Finding 3: production agrees — the loop is where the money is
A controlled benchmark is one thing. So we checked it against the real corpus: 210,000+ tool calls metered through our gateway. The production spend confirms the benchmark’s whole premise — one frontier model on the orchestration loop was ~80% of the bill across under 8% of the calls, while the cheap model did the bulk of the work for a few percent of the cost. The loop is where the money is, which is exactly why the loop model is the one decision worth getting right — and the benchmark says it shouldn’t default to the most expensive option. (Full breakdown in the cost teardown and the loop tax.)
What we don’t trust yet
We’d rather you take this as a strong v0 than gospel:
- Only two agent scenarios. “Run a real agent” should mean a dozen archetypes — a scout, a coder, a multi-agent crew — not two. The harness is built; the eval set needs to grow before any single ranking is final.
- Simulated tools. The agent eval uses mocked tool backends for reproducibility. The real prize is scoring models on actual outcomes — and because every real tool call’s cost and result is recorded, that’s the next version: an outcome-grounded benchmark on the live corpus.

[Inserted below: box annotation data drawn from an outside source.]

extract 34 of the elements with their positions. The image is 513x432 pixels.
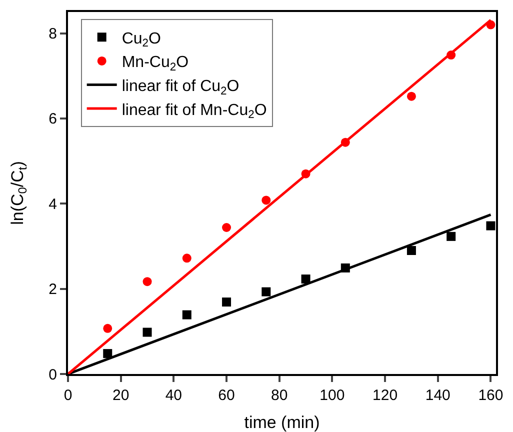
y-tick-label: 0 bbox=[48, 366, 57, 384]
point bbox=[142, 277, 152, 286]
point bbox=[262, 196, 271, 205]
legend-label: Mn-Cu$_{2}$O bbox=[122, 54, 189, 74]
point bbox=[222, 223, 232, 232]
x-tick-label: 20 bbox=[112, 387, 130, 404]
y-tick-label: 6 bbox=[48, 110, 57, 128]
x-tick-label: 160 bbox=[478, 387, 504, 404]
point bbox=[406, 92, 416, 101]
x-tick-label: 80 bbox=[271, 387, 288, 404]
point bbox=[262, 287, 271, 296]
point bbox=[222, 298, 232, 307]
point bbox=[103, 324, 112, 333]
x-tick-label: 120 bbox=[372, 387, 398, 404]
legend-label: linear fit of Cu$_{2}$O bbox=[122, 78, 240, 98]
x-tick-label: 0 bbox=[64, 387, 72, 404]
x-tick-label: 60 bbox=[218, 387, 235, 404]
point bbox=[142, 328, 152, 337]
point bbox=[182, 254, 192, 263]
x-tick-label: 140 bbox=[425, 387, 450, 404]
x-tick-label: 100 bbox=[320, 387, 345, 404]
point bbox=[301, 274, 310, 284]
y-tick-label: 4 bbox=[48, 196, 57, 213]
point bbox=[182, 310, 192, 320]
y-tick-label: 2 bbox=[48, 281, 57, 298]
point bbox=[446, 232, 456, 241]
x-tick-label: 40 bbox=[165, 387, 182, 404]
point bbox=[406, 246, 416, 255]
legend-label: Cu$_{2}$O bbox=[122, 30, 161, 50]
point bbox=[103, 349, 112, 358]
point bbox=[486, 221, 496, 230]
x-axis-title: time (min) bbox=[244, 413, 320, 432]
legend-label: linear fit of Mn-Cu$_{2}$O bbox=[122, 102, 267, 122]
y-tick-label: 8 bbox=[48, 26, 57, 43]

- Judges aren’t humans. A panel of three beats one grader, but the completion and prose scores still want a human spot-check before anyone bets on a single row.
The headline is the part we’d stand behind: isolated skill ≠ agent skill, cheap models are erratic on the loop, and the expensive model is rarely the best buy. For the loop, pick coherent. For the leaves, pick cheap. And measure it for your own workload — which you can only do if you can see and price every model and tool call your agents make.